Our review unit of the Corsair Sabre RGB Pro arrived to us here in Calgary, Alberta, Canada from the company's American offices in Fremont, California, USA. Using UPS Standard, the medium sized, brown corrugated cardboard box arrived in excellent condition to us here in Calgary, Alberta, Canada. We were planning to have a launch day release of this review on April 8th; unfortunately, the mouse did not get to us until the 5th. I took the time to thoroughly test it out, hence we are publishing a couple of weeks later.
As it was with the Corsair Dark Core RGB Pro I reviewed around this time last year, the retail box design for Corsair's Sabre RGB Pro is immediately recognizable to anyone who has seen peripherals from the company at the local computer shop in the last little while. Most of the box is either yellow or black; contrasted by white text on the darker shades and black text on the lighter shades. The mouse itself shot at a flat overhead angle occupies majority of the real estate in front. At the top, you will find Corsair's logo. The name of the mouse is printed at the bottom and a line describing it as an "FPS/MOBA Gaming Mouse". Adjacent to that are the "Champion Series" and Corsair's iCUE icons. Further feature highlights and miscellaneous product information such as package contents and system requirements can be found on the remaining sides of the box.
Before we move on, let us take a look at the specifications of the Corsair Sabre RGB Pro, as obtained from the manufacturer's website:
Mouse Warranty: Two years
Prog Buttons: 6
DPI: 18,000 DPI
Sensor Type: Optical
Mouse Backlighting: 2 Zone RGB
On Board Memory: Yes
Mouse button Type: Omron
Mouse Button Durability: 50M L/R Click
Grip Type: Palm, Claw
Weight Tuning: No
Weight: 74g (w/o cable)
Cable: 2.1m Drag-Reducing Paracord
CUE Software: Supported in iCUE
Game Type: FPS, MOBA
Report Rate: Selectable 8000Hz/4000Hz/2000Hz/1000Hz/500Hz/250Hz/125Hz
Out of the box, you will receive the Corsair Sabre RGB Pro mouse placed in a cardboard container behind a clear plastic shell along with a quick start guide, compliance information poster, and a warranty guide. The software can be downloaded from Corsair' website.
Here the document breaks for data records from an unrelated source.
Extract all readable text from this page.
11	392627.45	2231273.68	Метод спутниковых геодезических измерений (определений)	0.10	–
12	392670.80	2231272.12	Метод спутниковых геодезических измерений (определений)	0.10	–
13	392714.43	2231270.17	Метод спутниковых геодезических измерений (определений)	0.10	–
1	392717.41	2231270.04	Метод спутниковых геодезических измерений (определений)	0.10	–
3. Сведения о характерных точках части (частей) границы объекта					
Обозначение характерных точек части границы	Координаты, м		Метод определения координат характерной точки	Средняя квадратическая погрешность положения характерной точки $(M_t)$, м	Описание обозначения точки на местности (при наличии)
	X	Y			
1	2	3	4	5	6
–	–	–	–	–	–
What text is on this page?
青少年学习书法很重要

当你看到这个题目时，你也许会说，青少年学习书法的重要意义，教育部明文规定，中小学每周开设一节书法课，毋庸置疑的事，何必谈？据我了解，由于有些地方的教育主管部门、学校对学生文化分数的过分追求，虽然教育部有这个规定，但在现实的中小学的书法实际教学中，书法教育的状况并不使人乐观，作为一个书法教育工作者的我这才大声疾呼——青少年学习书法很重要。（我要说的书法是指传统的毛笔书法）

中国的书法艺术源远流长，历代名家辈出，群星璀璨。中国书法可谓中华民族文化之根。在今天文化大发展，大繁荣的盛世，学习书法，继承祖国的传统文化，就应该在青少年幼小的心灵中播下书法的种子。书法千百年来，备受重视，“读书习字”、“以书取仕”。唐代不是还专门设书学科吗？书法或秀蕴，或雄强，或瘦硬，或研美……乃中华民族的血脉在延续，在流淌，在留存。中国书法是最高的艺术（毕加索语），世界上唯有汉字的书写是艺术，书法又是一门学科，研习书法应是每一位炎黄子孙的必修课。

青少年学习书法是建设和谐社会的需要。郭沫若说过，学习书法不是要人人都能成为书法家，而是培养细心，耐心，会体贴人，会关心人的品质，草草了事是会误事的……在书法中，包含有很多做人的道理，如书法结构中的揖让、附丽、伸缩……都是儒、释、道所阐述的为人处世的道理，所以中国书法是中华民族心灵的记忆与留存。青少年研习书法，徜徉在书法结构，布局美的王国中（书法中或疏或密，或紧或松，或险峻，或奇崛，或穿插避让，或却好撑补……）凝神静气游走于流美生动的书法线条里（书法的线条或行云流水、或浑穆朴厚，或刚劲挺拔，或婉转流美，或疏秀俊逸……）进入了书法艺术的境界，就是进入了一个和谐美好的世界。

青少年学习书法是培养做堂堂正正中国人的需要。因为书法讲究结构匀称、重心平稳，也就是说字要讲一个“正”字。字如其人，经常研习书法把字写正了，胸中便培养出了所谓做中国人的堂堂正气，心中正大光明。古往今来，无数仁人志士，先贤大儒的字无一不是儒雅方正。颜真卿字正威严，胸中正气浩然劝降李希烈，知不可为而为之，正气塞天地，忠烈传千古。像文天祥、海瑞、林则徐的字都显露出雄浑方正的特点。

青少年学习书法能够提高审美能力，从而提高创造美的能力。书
The file size of Corsair iCUE is 741MB at press time, but I am willing to bet a vast majority of the users who are interested in this mouse will have a reasonably fast internet connection at home. It should not take more than a minute or so in download time given it is 2021 after all, and if you already have other peripherals from the company, you will not need to install anything new.